Statistical Pattern Recognition for Driving Styles Based on Bayesian Probability and Kernel Density Estimation
This work addresses driving style recognition for improving vehicle fuel economy, safety, and drivability, but it is incremental as it builds on existing statistical methods with a new classification approach.
The paper tackled the problem of recognizing driving styles (e.g., aggressive vs. normal) using vehicle speed and throttle opening data, and found that their statistical pattern-recognition method based on kernel density estimation and Bayesian probability was more efficient and stable than a fuzzy logic-based method in experiments.

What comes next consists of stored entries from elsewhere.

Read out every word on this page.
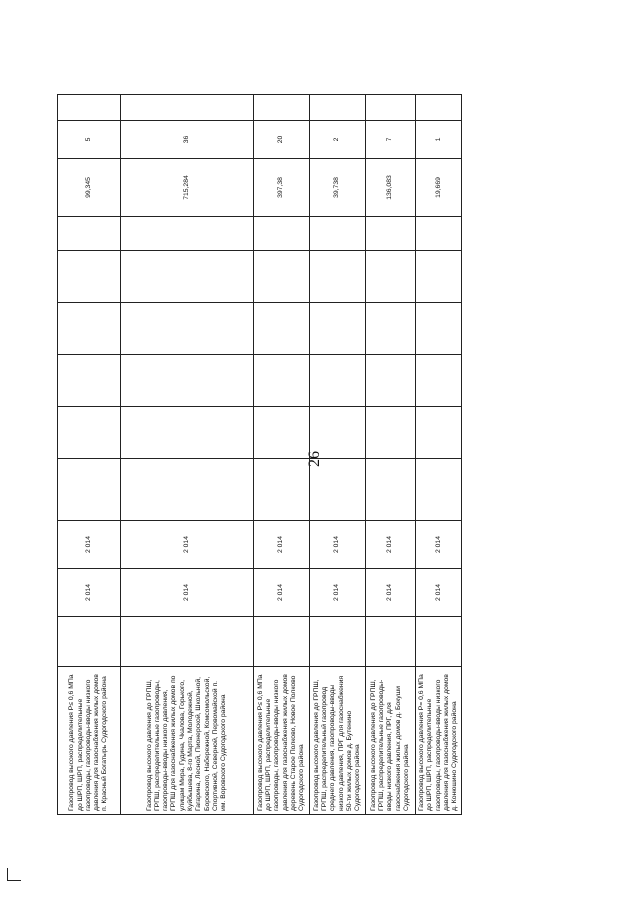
26
Газопровод высокого давления Р≤ 0,6 МПа до ШРП, ШРП, распределительные газопроводы, газопроводы-вводы низкого давления для газоснабжения жилых домов п. Красный Богатырь Судогодского района		2 014	2 014							99,345	5	
Газопровод высокого давления до ГРПШ, ГРПШ, распределительные газопроводы, газопроводы-вводы низкого давления, ГРПШ для газоснабжения жилых домов по улицам Мира, Гудина, Чкалова, Горького, Куйбышева, 8-го Марта, Молодежной, Гагарина, Лесной, Пионерской, Школьной, Боровского, Набережной, Комсомольской, Спортивной, Северной, Первомайской п. им. Воровского Судогодского района		2 014	2 014							715,284	36	
Газопровод высокого давления Р≤ 0,6 МПа до ШРП, ШРП, распределительные газопроводы, газопроводы-вводы низкого давления для газоснабжения жилых домов деревень Старое Полково, Новое Полково Судогодского района		2 014	2 014							397,38	20	
Газопровод высокого давления до ГРПШ, ГРПШ, распределительный газопровод среднего давления, газопроводы-вводы низкого давления, ПРГ для газоснабжения 50-ти жилых домов д. Бутенино Судогодского района		2 014	2 014							39,738	2	
Газопровод высокого давления до ГРПШ, ГРПШ, распределительные газопроводы-вводы низкого давления, ПРГ, для газоснабжения жилых домов д. Бокуши Судогодского района		2 014	2 014							136,083	7	
Газопровод высокого давления Р= 0,6 МПа до ШРП, ШРП, распределительные газопроводы, газопроводы-вводы низкого давления для газоснабжения жилых домов д. Конюшино Судогодского района		2 014	2 014							19,669	1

Driving styles have a great influence on vehicle fuel economy, active safety, and drivability. To recognize driving styles of path-tracking behaviors for different divers, a statistical pattern-recognition method is developed to deal with the uncertainty of driving styles or characteristics based on probability density estimation. First, to describe driver path-tracking styles, vehicle speed and throttle opening are selected as the discriminative parameters, and a conditional kernel density function of vehicle speed and throttle opening is built, respectively, to describe the uncertainty and probability of two representative driving styles, e.g., aggressive and normal. Meanwhile, a posterior probability of each element in feature vector is obtained using full Bayesian theory. Second, a Euclidean distance method is involved to decide to which class the driver should be subject instead of calculating the complex covariance between every two elements of feature vectors. By comparing the Euclidean distance between every elements in feature vector, driving styles are classified into seven levels ranging from low normal to high aggressive. Subsequently, to show benefits of the proposed pattern-recognition method, a cross-validated method is used, compared with a fuzzy logic-based pattern-recognition method. The experiment results show that the proposed statistical pattern-recognition method for driving styles based on kernel density estimation is more efficient and stable than the fuzzy logic-based method.